Unkontaktierte Amazonas Indianer stehen vor Auslöschung 14 Februar 2011

Wälder auf dem Land der Awá werden illegal von Siedlern gerodet.
Wälder auf dem Land der Awá werden illegal von Siedlern gerodet.
© Fiona Watson/Survival

Survival International hat einen schockierenden Bericht erhalten, der zeigt, dass die Heimat der nomadischen Awá Indigenen im Jahr 2009 stärker entwaldet wurde als jedes andere indigene Gebiet im Amazonas.

Zwischen 60 und 100 Awá leben ohne Kontakt zur Außenwelt, doch ihre letzte Zuflucht wird immer weiter zerstört. Eine Vielzahl von Holzfällern und Siedlern dringt in das Gebiet der Awá ein. Obwohl den Behörden die Anwesenheit sowie die Identitäten der Eindringlinge bekannt ist, wurde bisher nichts unternommen.

Der Bericht der brasilianischen Behörde für indigene Angelegenheiten, FUNAI, zeigt, dass bereits 31 Prozent des Waldes auf dem Gebiet der Awá illegal abgeholzt worden ist.

Die Awá bewohnen drei der fünf indigenen Gebiete, die nach den aktuellsten Zahlen aus dem Jahr 2009 am stärksten von der Abholzung betroffen sind. Neben den isoliert lebenden Gruppen gibt es circa 360 kontaktierte Awá, die in unterschiedlichen Gemeinden leben.

Satellitenbilder zeigen, dass die Abholzung in dem Gebiet in den letzten zwei Jahrzehnten sehr stark zugenommen hat und nun auch in der Nähe von jenen Orten stattfindet, in denen die unkontaktierten Indianer gesichtet wurden.

Pire’i Ma’a, ein Mitglied der Awá, sagte gegenüber Survival: „Die Holzfäller zerstören alles Land … Dies ist indianisches Land. Ich bin wütend, sehr wütend auf die Holzfäller, extrem wütend. Es gibt kein Wild mehr das ich jagen kann und meine Kinder haben Hunger.“

Sehen Sie hier neues Filmmaterial über die Awá, in dem sie über die Bedrohungen der Entwaldung und Abholzung sprechen >>

Einige Awá haben komplett aufgehört zu jagen, da sie sich von illegalen Holzfällern in der Nähe bedroht fühlen.

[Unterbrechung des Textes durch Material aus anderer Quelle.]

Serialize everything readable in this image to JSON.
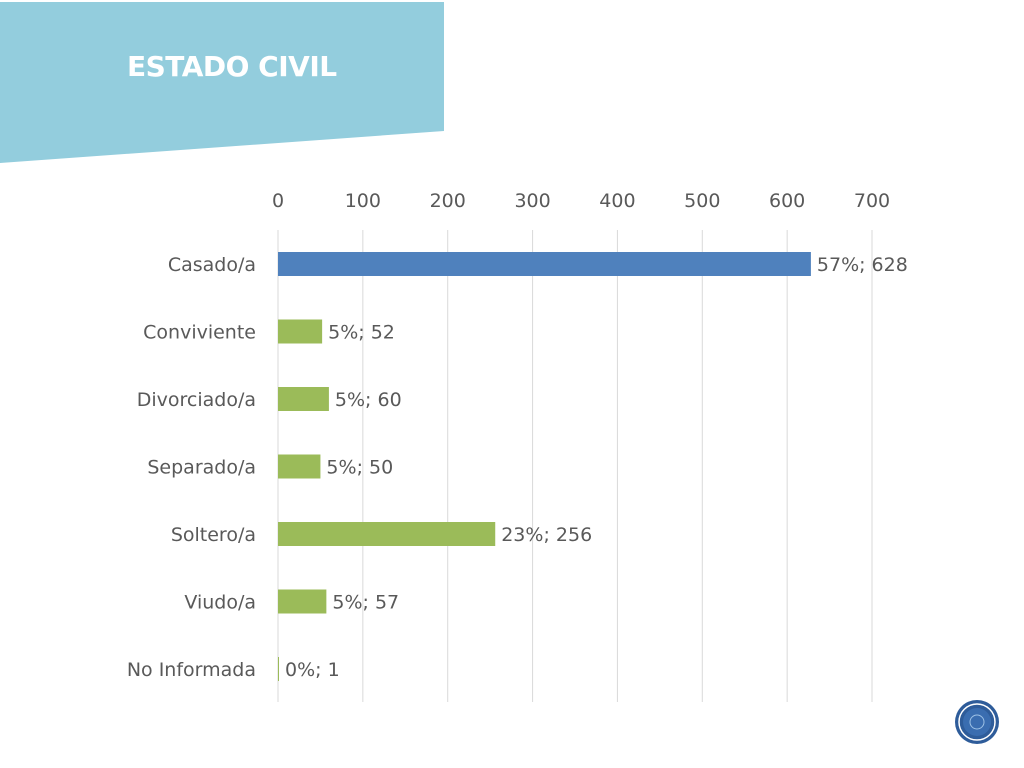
{
  "slide": {
    "title": "ESTADO CIVIL",
    "banner_color": "#93CDDD"
  },
  "chart_data": {
    "type": "bar",
    "orientation": "horizontal",
    "title": "",
    "xlabel": "",
    "ylabel": "",
    "categories": [
      "Casado/a",
      "Conviviente",
      "Divorciado/a",
      "Separado/a",
      "Soltero/a",
      "Viudo/a",
      "No Informada"
    ],
    "values": [
      628,
      52,
      60,
      50,
      256,
      57,
      1
    ],
    "data_labels": [
      "57%; 628",
      "5%; 52",
      "5%; 60",
      "5%; 50",
      "23%; 256",
      "5%; 57",
      "0%; 1"
    ],
    "bar_colors": [
      "#4F81BD",
      "#9BBB59",
      "#9BBB59",
      "#9BBB59",
      "#9BBB59",
      "#9BBB59",
      "#9BBB59"
    ],
    "xlim": [
      0,
      700
    ],
    "xticks": [
      "0",
      "100",
      "200",
      "300",
      "400",
      "500",
      "600",
      "700"
    ],
    "x_axis_position": "top",
    "grid": true,
    "legend": "none"
  },
  "logo": {
    "icon": "circular-seal-icon",
    "color": "#2E5C9A"
  }
}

Ein brasilianischer Anthropologe hat vor der Auslöschung der indigenen Gruppe gewarnt und ein FUNAI Mitarbeiter erklärte gegenüber dem brasilianischen Sender Globo TV, dass die Awá ausgelöscht werden würden, sollten die Behörden nicht unverzüglich handeln.

Als eines der beiden letzten nomadische Jäger und Sammler Völker in Brasilien, sind die Awá für ihr Überleben komplett auf den Wald angewiesen. Viele Awá sind bei brutalen Massakern von Farmern und Holzfällern ums Leben gekommen.

Kontakt mit Außenstehenden könnte für die unkonktierten Awá zerstörerische Folgen haben, da sie nur geringe Abwehrkräfte gegen eingeschleppte Krankheiten besitzen.

Laut brasilianischem Gesetz soll das Land als Lebensraum der Awá geschützt werden. Bisher sind die Behörden dabei jedoch gescheitert.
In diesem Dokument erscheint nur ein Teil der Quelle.